I’m still not so sure about the choice of names, as the new Web APIs can also work outside of ASP.NET with the use of WCF, but I guess that the name “WCF ASP.NET Web API” was a bit long. Maybe “WASP Web API”? “WAWAPI” (Wcf Aspnet Web API)? Or maybe simply call it “Hypermedia Web API”?

So this merger is intended to reduce confusion, not induce it. I guess that if it was explained at that time, it might have caused less confusion over time (see the Silverlight is dead slip of PDC 2010).
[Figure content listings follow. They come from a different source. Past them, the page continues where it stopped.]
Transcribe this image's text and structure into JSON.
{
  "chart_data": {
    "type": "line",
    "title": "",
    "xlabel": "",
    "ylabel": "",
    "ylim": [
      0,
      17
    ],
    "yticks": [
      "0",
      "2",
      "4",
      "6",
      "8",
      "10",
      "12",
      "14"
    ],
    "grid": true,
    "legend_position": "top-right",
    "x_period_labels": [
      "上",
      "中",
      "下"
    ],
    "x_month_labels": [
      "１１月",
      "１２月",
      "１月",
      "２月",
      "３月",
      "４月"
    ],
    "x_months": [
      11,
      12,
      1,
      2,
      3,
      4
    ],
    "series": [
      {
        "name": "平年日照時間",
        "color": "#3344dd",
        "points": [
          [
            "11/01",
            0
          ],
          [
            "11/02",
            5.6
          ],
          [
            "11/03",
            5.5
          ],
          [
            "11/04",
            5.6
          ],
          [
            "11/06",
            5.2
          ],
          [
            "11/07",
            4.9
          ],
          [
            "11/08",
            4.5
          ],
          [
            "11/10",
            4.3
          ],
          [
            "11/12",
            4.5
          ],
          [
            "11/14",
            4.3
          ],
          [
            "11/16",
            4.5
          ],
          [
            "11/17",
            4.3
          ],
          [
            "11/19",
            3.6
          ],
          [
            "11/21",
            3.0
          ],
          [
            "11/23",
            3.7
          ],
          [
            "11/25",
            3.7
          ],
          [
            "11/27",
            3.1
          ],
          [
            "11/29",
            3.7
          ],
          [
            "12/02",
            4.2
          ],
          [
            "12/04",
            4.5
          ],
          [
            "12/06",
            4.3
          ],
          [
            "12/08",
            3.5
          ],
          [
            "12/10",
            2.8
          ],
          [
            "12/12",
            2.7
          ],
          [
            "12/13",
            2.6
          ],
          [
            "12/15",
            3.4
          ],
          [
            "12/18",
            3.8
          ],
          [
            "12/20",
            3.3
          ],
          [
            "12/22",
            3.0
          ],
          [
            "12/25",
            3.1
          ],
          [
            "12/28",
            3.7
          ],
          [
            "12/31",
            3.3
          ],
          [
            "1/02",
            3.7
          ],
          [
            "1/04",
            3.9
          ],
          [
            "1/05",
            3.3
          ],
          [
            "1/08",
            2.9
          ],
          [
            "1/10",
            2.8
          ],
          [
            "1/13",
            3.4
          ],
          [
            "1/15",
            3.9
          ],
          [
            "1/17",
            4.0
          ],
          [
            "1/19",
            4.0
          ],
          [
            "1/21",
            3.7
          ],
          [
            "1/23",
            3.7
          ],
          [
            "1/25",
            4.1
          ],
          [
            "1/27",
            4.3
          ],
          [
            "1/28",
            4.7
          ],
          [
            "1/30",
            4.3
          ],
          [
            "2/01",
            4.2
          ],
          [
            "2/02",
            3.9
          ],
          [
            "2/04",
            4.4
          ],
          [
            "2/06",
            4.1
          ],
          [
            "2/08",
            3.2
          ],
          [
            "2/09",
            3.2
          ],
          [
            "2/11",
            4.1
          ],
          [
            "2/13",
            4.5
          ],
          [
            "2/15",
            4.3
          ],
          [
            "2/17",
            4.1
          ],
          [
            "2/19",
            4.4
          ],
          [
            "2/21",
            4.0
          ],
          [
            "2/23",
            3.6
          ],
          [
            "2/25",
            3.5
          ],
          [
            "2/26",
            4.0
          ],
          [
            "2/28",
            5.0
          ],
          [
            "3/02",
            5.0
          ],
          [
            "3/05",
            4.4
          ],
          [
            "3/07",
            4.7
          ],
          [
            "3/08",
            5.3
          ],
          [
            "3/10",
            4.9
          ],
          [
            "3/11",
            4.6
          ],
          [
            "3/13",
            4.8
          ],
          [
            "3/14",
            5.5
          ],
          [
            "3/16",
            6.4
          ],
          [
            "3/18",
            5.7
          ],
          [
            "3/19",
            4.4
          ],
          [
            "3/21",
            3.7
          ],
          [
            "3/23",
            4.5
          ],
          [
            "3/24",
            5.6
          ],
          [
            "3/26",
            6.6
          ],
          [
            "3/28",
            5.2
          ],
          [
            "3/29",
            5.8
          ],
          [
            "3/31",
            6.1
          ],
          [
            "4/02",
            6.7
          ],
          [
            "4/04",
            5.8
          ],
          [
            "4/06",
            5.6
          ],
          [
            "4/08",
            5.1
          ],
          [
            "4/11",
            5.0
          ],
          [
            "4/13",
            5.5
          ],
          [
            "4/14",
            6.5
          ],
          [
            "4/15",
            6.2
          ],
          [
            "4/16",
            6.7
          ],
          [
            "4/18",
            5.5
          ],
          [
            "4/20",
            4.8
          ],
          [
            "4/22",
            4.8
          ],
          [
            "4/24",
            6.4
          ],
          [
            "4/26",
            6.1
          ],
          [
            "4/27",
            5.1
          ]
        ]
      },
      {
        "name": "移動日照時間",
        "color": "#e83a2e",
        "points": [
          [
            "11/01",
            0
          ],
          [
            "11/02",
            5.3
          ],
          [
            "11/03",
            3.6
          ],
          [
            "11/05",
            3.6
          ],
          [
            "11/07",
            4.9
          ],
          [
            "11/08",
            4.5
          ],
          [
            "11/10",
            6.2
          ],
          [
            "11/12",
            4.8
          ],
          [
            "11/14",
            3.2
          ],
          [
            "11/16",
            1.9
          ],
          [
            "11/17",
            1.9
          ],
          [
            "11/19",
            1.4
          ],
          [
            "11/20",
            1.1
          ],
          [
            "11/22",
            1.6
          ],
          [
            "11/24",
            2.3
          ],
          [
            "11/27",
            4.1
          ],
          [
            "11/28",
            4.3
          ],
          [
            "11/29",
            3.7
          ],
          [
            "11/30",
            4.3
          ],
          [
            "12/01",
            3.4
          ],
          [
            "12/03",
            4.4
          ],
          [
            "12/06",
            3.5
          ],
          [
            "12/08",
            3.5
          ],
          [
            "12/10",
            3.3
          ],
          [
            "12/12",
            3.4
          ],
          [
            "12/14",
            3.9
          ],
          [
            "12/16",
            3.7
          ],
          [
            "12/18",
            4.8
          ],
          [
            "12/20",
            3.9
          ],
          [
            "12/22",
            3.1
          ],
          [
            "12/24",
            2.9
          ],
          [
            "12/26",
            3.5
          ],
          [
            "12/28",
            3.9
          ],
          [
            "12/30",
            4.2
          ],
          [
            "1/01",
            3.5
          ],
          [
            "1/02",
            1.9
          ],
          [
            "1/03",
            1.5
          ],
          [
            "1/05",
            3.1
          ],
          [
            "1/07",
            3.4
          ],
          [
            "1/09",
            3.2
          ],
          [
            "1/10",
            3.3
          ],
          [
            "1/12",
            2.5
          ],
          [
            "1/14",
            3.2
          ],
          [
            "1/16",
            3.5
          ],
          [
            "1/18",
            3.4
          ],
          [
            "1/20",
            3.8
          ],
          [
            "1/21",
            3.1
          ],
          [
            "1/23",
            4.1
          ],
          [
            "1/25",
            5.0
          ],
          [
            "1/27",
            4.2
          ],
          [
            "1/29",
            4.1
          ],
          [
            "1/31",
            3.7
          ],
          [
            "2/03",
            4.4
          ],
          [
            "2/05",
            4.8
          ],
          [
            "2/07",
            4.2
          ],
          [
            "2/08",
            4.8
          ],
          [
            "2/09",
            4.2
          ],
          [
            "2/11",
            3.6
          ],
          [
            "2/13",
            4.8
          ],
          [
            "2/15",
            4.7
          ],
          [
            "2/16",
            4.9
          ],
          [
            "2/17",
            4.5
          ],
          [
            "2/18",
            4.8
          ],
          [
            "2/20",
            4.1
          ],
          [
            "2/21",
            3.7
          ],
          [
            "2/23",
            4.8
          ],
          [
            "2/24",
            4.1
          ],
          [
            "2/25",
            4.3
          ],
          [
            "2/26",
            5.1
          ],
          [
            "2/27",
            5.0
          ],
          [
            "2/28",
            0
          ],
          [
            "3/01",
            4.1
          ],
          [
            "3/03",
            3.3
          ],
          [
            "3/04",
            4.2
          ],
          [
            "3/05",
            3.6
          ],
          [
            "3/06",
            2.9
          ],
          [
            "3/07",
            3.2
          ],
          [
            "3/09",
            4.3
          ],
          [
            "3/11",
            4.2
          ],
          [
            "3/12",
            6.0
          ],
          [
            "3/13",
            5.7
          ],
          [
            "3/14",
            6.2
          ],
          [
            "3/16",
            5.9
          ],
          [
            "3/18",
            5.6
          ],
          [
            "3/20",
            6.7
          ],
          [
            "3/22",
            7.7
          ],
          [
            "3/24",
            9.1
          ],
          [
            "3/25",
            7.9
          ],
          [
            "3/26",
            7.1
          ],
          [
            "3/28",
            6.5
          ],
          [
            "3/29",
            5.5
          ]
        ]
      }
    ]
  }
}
Does Microsoft need a new DevDiv PR team?

Is There Still Use for WCF? When Should I Choose Web APIs Over WCF?

Recall my points from before - HTTP is a lot more than a transport protocol; use SOAP across the board and consider HTTP as no more than another way to pass messages.

  • If your intention is to create services that support special scenarios – one way messaging, message queues, duplex communication, etc., then you’re better of picking WCF.
  • If you want to create services that can use fast transport channels when available, such as TCP, Named Pipes, or maybe even UDP (in WCF 4.5), and you also want to support HTTP when all other transports are unavailable, then you’re better off with WCF and using both SOAP-based bindings and the WebHttp binding.
  • If you want to create resource-oriented services over HTTP that can use the full features of HTTP – define cache control for browsers, versioning and concurrency using ETags, pass various content types such as images, documents, HTML pages, etc., use URI templates to include Task URIs in your responses, then the new Web APIs are the best choice for you.
  • If you want to create a multi-target service that can be used as both resource-oriented service over HTTP and as RPC-style SOAP service over TCP – talk to me first, so I’ll give you some pointers.

I hope this helped you in removing some of the confusion over this topic.